Well, what can I say.. there aren't so many bundlers, esbuild works, is super fast, and rather nice to work with, so we replaced webpack with it. If there's some new hotness which is better than esbuild, we can certainly consider it, but someone needs to do the work to examine it. We have some plugins which are a non-trivial amount of work to port to a new bundler, such as building the translation files.
Some "john39" in our Matrix channel just said (not sure if that's you @Mgrdich
The recent builds of wasm are being provided in 64bit as well, so going 64 bit on all of esbuild would help to raise the memory limit of esbuild.

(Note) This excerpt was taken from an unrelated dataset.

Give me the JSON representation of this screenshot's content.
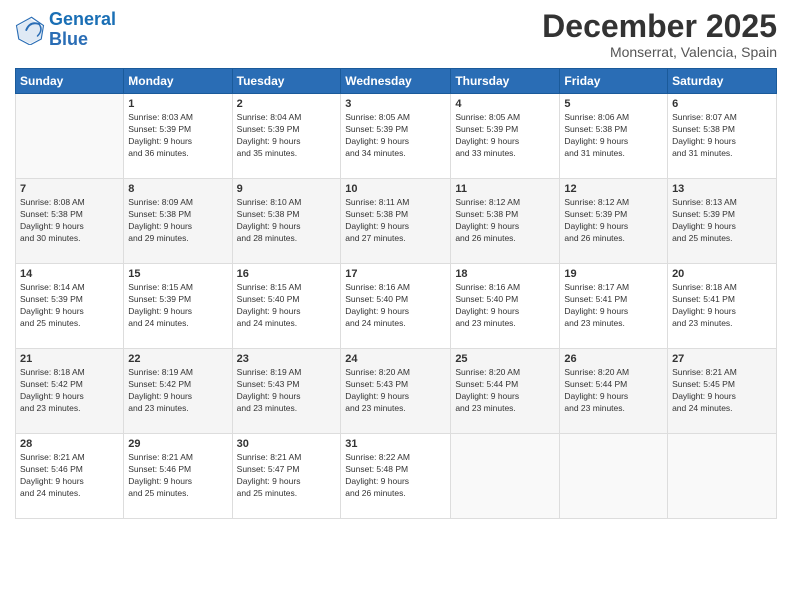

I just did a very quick test:
--- build.js
+++ build.js
@@ -9,7 +9,7 @@ import process from 'process';
import { getFiles, getTestFiles, all_subdirs } from './files.js';
const production = process.env.NODE_ENV === 'production';
-const useWasm = os.arch() != 'x64';
+const useWasm = true;
// ensure node_modules is present and up to date
child_process.spawnSync('tools/node-modules', ['make_package_lock_json'], { stdio: 'inherit' });
@@ -152,7 +152,7 @@ async function build() {
: [],
];
- if (useWasm) {
+ if (false) {
// build each entry point individually, as otherwise it runs out of memory
// See https://github.com/evanw/esbuild/issues/3006
const numEntries = entryPoints.length;
and with that, ./build.js explodes.
I thought the 32 bit address space limitation was a property of the wasm VM itself, not of esbuild; but I'm happy to be wrong. If we can change something in the build system or npm dependencies, I'm all ears!